Pendant presque deux semaines, j’ai contemplé les murs sans vie de l’unité, j’ai erré dans les couloirs, j’ai essayé de mettre sur papier mes feelings, mais je me suis rendu compte qu’ils étaient encore beaucoup trop nébuleux pour les définir. Entre les pauses-clopes, les centaines de mandalas et tous les proches qui sont venus me voir en masse pour me sauver de l’ennui, j’ai appris sur moi-même… J’ai appris plus en dix jours qu’en vingt ans d’existence. Je suis sorti, sous recommandation du psychiatre, parce que j’étais prêt. Prêt à changer les choses.

Les mois qui ont suivi ont pas été de tout repos. J’ai arrêté de boire, j’ai rechuté, j’ai essayé encore, et je me suis planté royalement. Je cachais les bouteilles de vin vides derrière mon divan et les caisses de 50 dans mon garde-robe pour éviter d’alerter qui que ce soit. Je vidais mes médocs dans la poubelle parce que c’était trop difficile pour moi d’accepter de vivre en marge de la sanité. C’est ma psychiatre, un jour en thérapie de groupe, qui a décidé de me marteler avec la seule vérité qui importait: j’avais un réel problème. Ça m’est apparu comme plus clair d’un coup et, rendu chez nous, j’ai commis le plus éloquent des sacrilèges en vidant dans l’évier toutes les bouteilles qui traînaient chez nous.
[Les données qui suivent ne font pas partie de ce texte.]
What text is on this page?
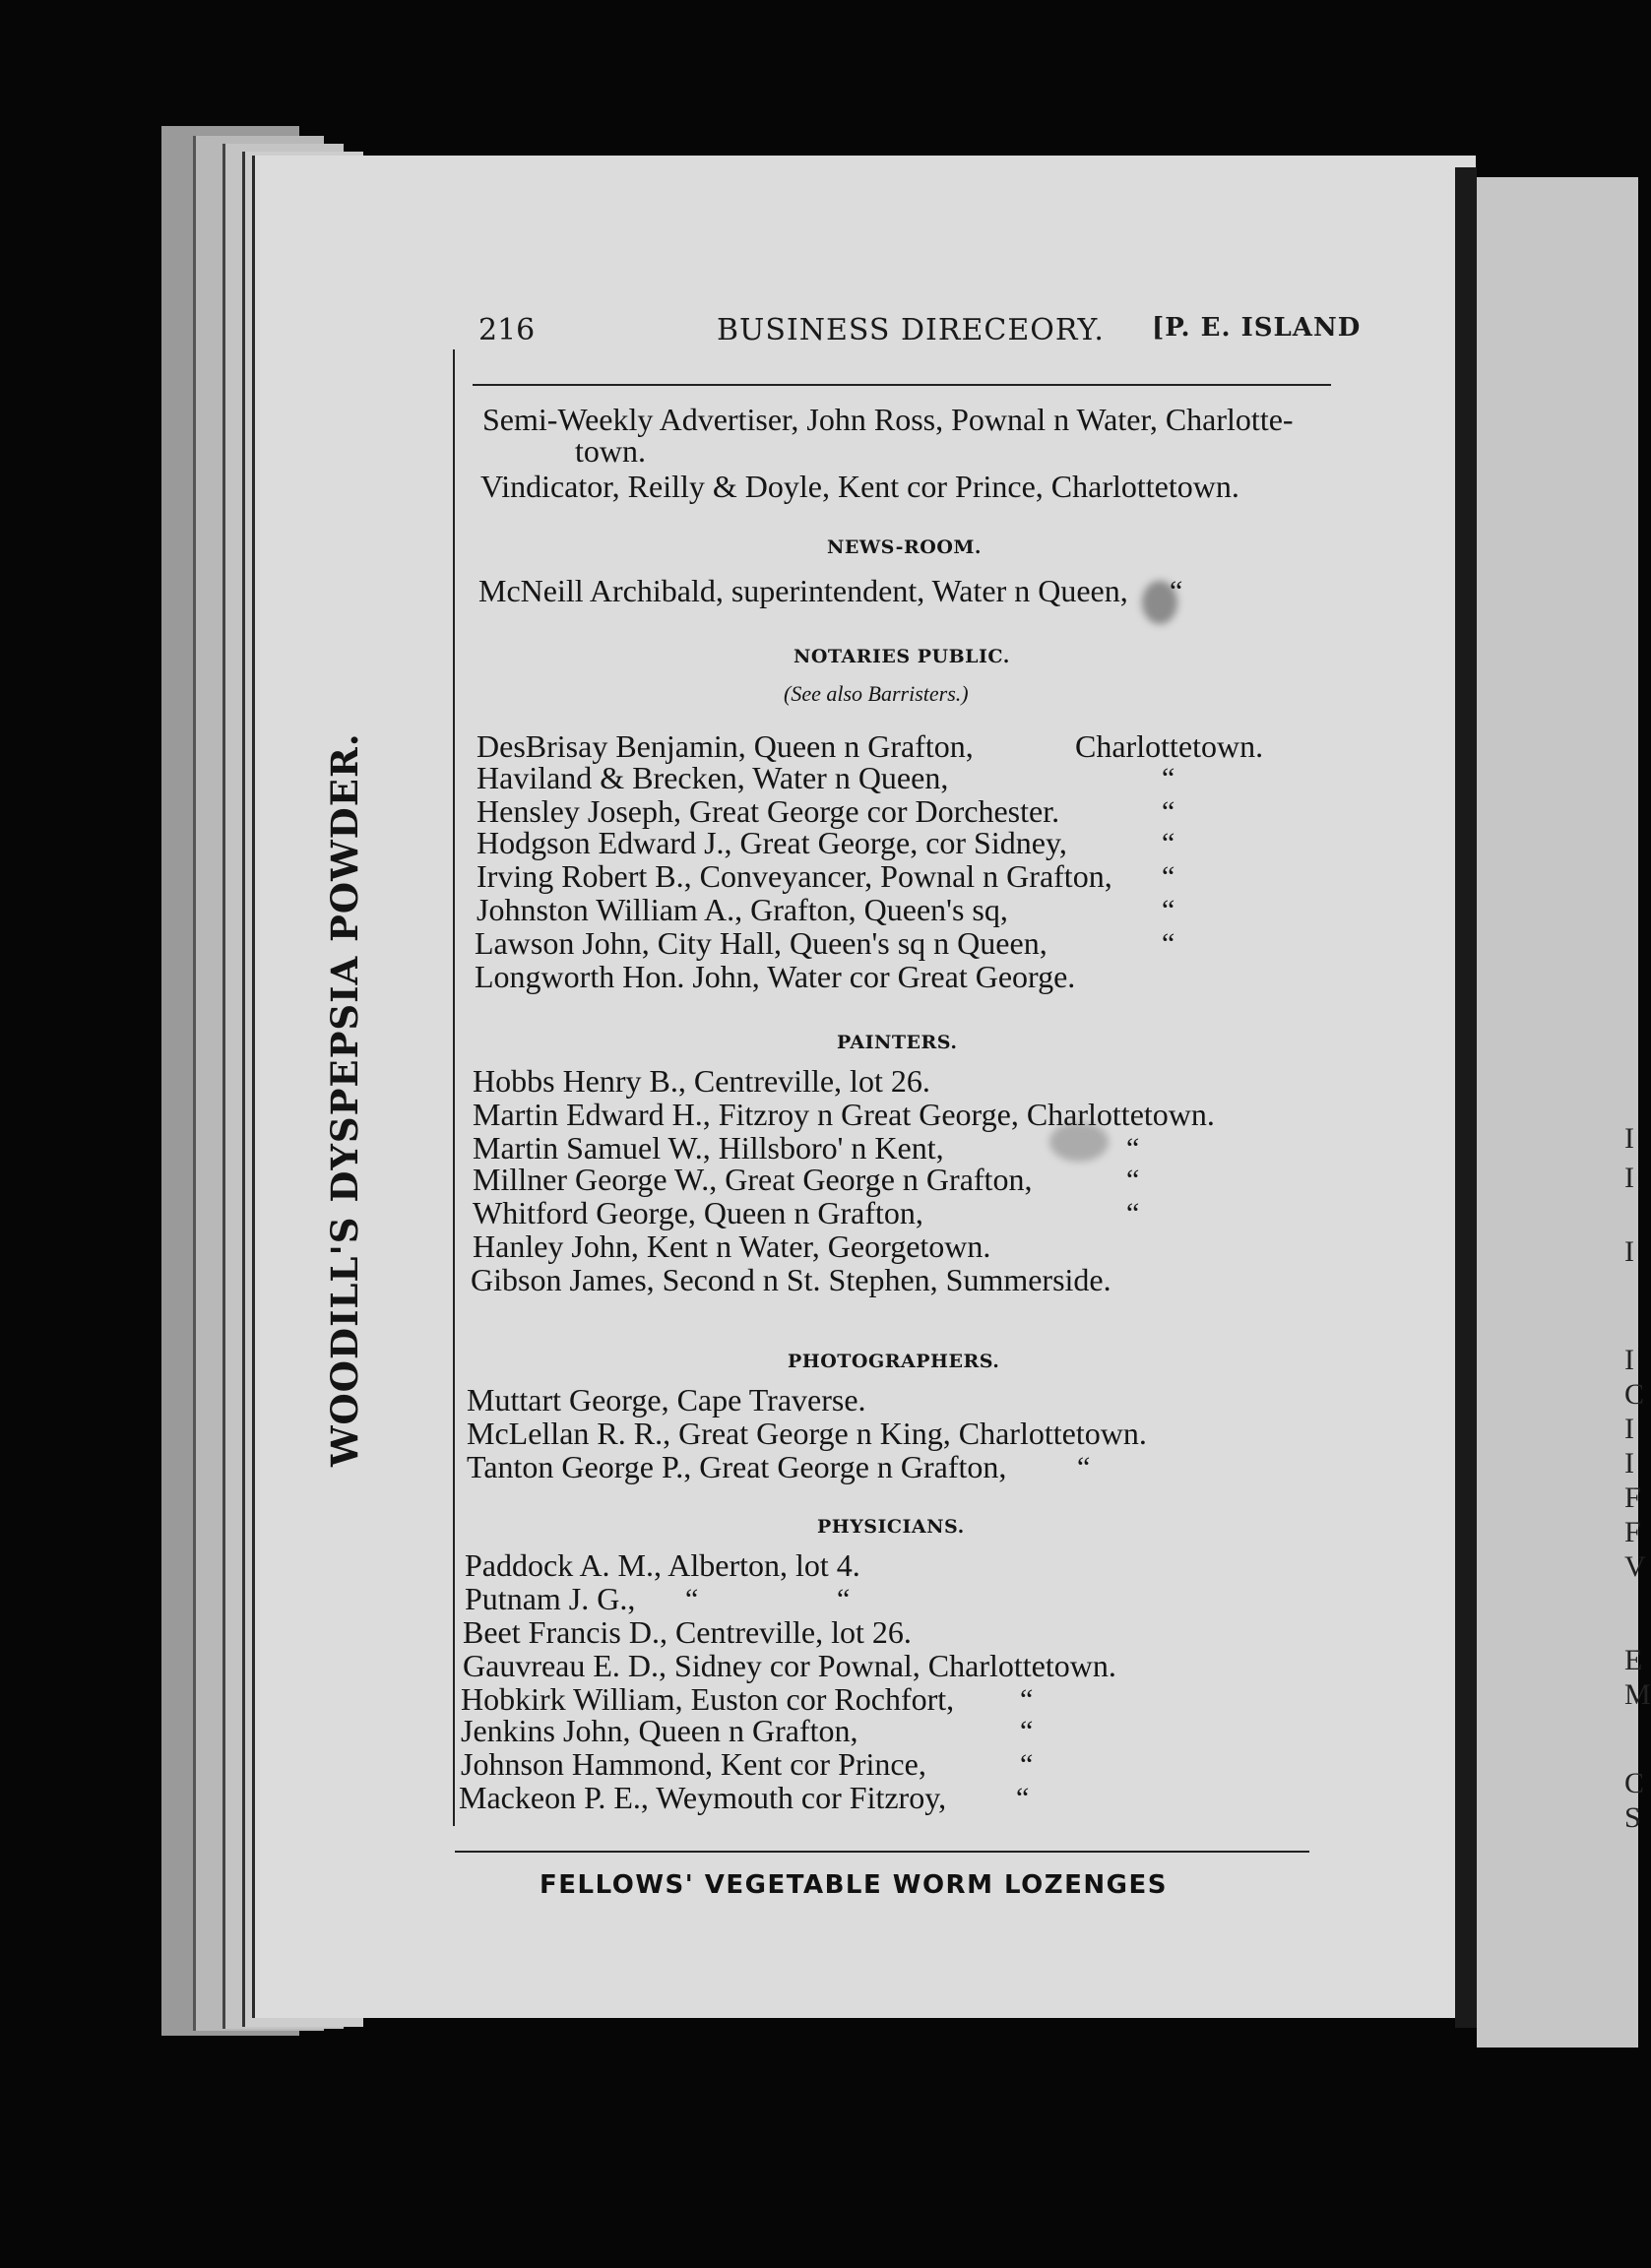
I
I
I
I
C
I
I
F
F
V
E
M
C
S
WOODILL'S DYSPEPSIA POWDER.
216	BUSINESS DIRECEORY. [P. E. ISLAND
Semi-Weekly Advertiser, John Ross, Pownal n Water, Charlotte-
town.
Vindicator, Reilly & Doyle, Kent cor Prince, Charlottetown.
NEWS-ROOM.
McNeill Archibald, superintendent, Water n Queen, “
NOTARIES PUBLIC.
(See also Barristers.)
DesBrisay Benjamin, Queen n Grafton,
Haviland & Brecken, Water n Queen,
Hensley Joseph, Great George cor Dorchester.
Hodgson Edward J., Great George, cor Sidney,
Irving Robert B., Conveyancer, Pownal n Grafton,
Johnston William A., Grafton, Queen's sq,
Lawson John, City Hall, Queen's sq n Queen,
Longworth Hon. John, Water cor Great George.
Charlottetown.
“
“
“
“
“
“
PAINTERS.
Hobbs Henry B., Centreville, lot 26.
Martin Edward H., Fitzroy n Great George, Charlottetown.
Martin Samuel W., Hillsboro' n Kent,
Millner George W., Great George n Grafton,
Whitford George, Queen n Grafton,
Hanley John, Kent n Water, Georgetown.
Gibson James, Second n St. Stephen, Summerside.
“
“
“
PHOTOGRAPHERS.
Muttart George, Cape Traverse.
McLellan R. R., Great George n King, Charlottetown.
Tanton George P., Great George n Grafton, “
PHYSICIANS.
Paddock A. M., Alberton, lot 4.
Putnam J. G., “	“
Beet Francis D., Centreville, lot 26.
Gauvreau E. D., Sidney cor Pownal, Charlottetown.
Hobkirk William, Euston cor Rochfort,
Jenkins John, Queen n Grafton,
Johnson Hammond, Kent cor Prince,
Mackeon P. E., Weymouth cor Fitzroy,
“
“
“
“
FELLOWS' VEGETABLE WORM LOZENGES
Sur le droit chemin un peu sinueux de la guérison, j’ai croisé pas mal de gens et j’ai été assailli par les préjugés qui s’attaquent encore à la maladie mentale (because it’s 2015 mon œil). J’ai entendu des trucs inhumains, des «Kevin, come on, le bonheur, c’est un choix de vie, pas un truc qui t’arrive comme ça», des «Sérieux? Tu t’en vas en congé de maladie en plein été? T’es au courant que ça va fuck up les semaines de vacances de tout le monde? » et – pire –, des « Kevin, y a des enfants en Afrique qui ne mangent même pas; botte-toi le cul un peu». Je me suis rendu compte qu’on causait pas assez pour la cause, que la dépression était encore tabou, que l’anxiété sociale laissait un froid dans n’importe quelle discussion. Pas indemne pantoute, j’ai quand même surmonté tout ça.
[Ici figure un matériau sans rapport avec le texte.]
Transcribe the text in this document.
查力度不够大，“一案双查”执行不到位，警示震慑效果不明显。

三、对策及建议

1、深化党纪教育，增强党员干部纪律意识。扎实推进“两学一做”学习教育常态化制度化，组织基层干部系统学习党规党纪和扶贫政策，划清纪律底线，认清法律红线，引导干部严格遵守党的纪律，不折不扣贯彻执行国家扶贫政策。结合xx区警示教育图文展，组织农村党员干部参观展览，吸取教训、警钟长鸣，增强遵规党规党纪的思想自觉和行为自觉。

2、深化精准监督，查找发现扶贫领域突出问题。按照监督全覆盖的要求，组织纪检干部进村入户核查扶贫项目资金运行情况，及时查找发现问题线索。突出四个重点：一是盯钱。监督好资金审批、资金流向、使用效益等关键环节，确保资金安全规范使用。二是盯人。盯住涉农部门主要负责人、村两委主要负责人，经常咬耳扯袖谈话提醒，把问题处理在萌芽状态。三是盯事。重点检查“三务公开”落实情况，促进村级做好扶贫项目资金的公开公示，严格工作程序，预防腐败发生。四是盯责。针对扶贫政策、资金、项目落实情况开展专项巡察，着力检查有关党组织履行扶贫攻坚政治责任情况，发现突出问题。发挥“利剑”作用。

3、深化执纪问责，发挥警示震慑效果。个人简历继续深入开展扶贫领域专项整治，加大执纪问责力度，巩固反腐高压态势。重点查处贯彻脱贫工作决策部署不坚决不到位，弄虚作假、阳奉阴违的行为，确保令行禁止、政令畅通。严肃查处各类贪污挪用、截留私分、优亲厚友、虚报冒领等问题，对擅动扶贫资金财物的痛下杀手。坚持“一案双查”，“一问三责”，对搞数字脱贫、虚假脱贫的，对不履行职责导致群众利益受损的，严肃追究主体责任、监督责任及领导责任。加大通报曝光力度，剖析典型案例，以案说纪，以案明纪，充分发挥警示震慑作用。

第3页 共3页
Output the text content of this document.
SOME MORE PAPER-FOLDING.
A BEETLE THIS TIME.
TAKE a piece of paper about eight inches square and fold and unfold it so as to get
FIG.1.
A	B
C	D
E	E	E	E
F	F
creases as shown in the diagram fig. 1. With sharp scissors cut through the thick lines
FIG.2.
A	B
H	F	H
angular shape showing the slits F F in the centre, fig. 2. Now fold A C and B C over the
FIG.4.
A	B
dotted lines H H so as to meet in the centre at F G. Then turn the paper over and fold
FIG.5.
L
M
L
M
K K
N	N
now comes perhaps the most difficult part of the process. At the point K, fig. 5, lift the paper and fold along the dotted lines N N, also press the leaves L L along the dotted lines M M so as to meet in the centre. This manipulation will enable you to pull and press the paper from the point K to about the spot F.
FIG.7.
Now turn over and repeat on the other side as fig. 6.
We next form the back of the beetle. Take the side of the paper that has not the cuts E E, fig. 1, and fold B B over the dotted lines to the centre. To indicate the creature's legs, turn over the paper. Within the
Aujourd’hui, ça fait six mois et des poussières que je suis sobre. Ça fait six mois que je me donne une chance d’aller mieux. Je suis médicamenté (et je prends mes médicaments!), mais je fais des efforts monumentaux tous les jours pour amenuiser l’ampleur de mon anxiété sociale, pour prévenir un retour insidieux de la dépression. Accessoirement, ça fait quelques semaines que j’occupe le meilleur poste dans le meilleur organisme, que je m’épanouis pour la première fois de toute mon existence dans un emploi qui correspond à toutes mes valeurs et convictions.
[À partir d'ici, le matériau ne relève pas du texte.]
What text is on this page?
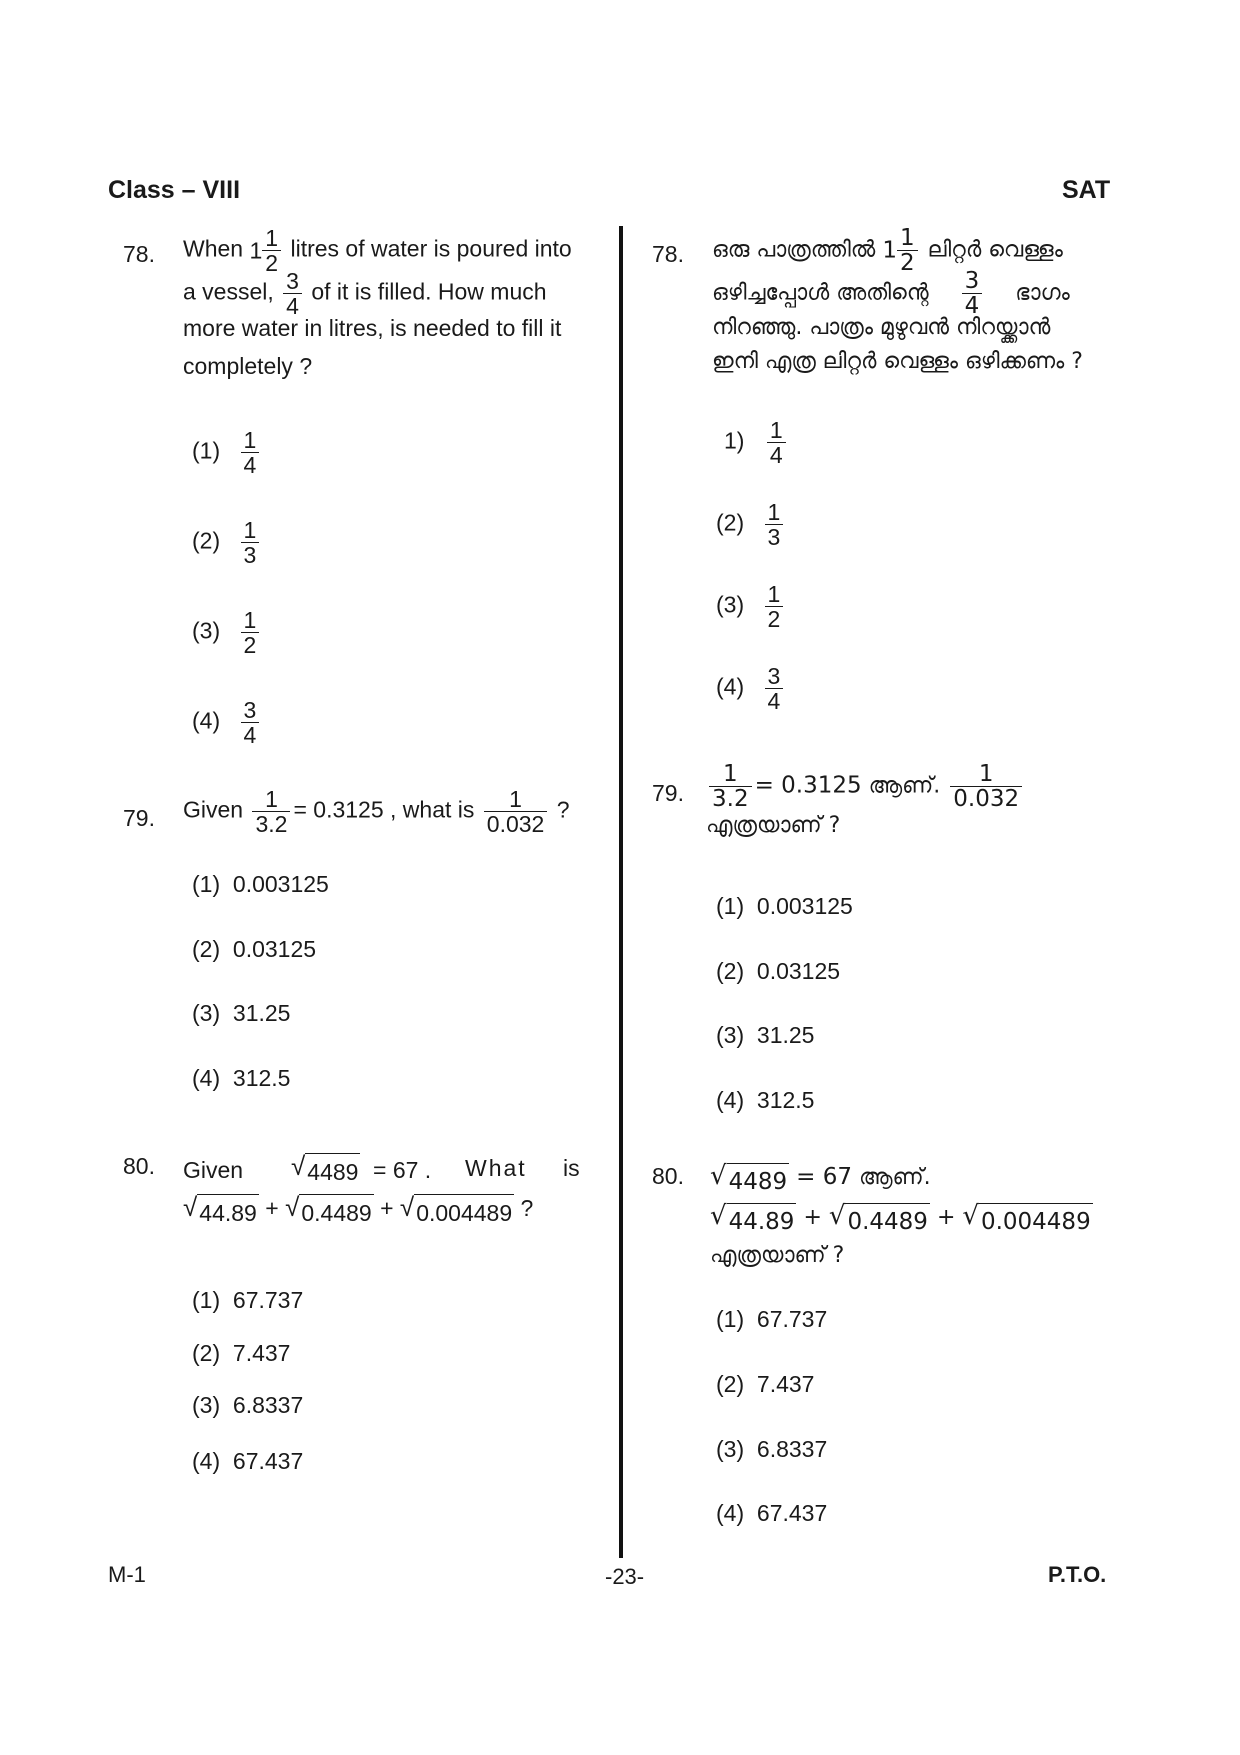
Class – VIII	SAT
78. When $1 \frac{1}{2}$ litres of water is poured into
a vessel, $\frac{3}{4}$ of it is filled. How much
more water in litres, is needed to fill it
completely ?
$(1) \frac{1}{4}$
$(2) \frac{1}{3}$
$(3) \frac{1}{2}$
$(4) \frac{3}{4}$
79. Given $\frac{1}{3.2} = 0.3125$ , what is $\frac{1}{0.032}$ ?
(1) 0.003125
(2) 0.03125
(3) 31.25
(4) 312.5
80. Given √ 4489 = 67 . What is
√ 44.89 + √ 0.4489 + √ 0.004489 ?
(1) 67.737
(2) 7.437
(3) 6.8337
(4) 67.437
78. ഒരു പാത്രത്തിൽ $1 \frac{1}{2}$ ലിറ്റർ വെള്ളം
ഒഴിച്ചപ്പോൾ അതിന്റെ $\frac{3}{4}$ ഭാഗം
നിറഞ്ഞു. പാത്രം മുഴുവൻ നിറയ്ക്കാൻ
ഇനി എത്ര ലിറ്റർ വെള്ളം ഒഴിക്കണം ?
$1) \frac{1}{4}$
$(2) \frac{1}{3}$
$(3) \frac{1}{2}$
$(4) \frac{3}{4}$
79. $\frac{1}{3.2} = 0.3125$ ആണ്. $\frac{1}{0.032}$
എത്രയാണ് ?
(1) 0.003125
(2) 0.03125
(3) 31.25
(4) 312.5
80. √ 4489 = 67 ആണ്.
√ 44.89 + √ 0.4489 + √ 0.004489
എത്രയാണ് ?
(1) 67.737
(2) 7.437
(3) 6.8337
(4) 67.437
M-1	-23-	P.T.O.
Fait que toi, toi qui comptes les façons de te suicider en entrant dans une pièce, toi qui sais qu’il y en a dix-huit dans une salle de classe au pav 3, toi qui te dis que ta vie trop morne te donne des centaines de raisons de mettre un point final à tout ça: viens, on va meet up autour d’un verre de kombucha, pis je vais te donner 100 000 raisons de t’en sortir.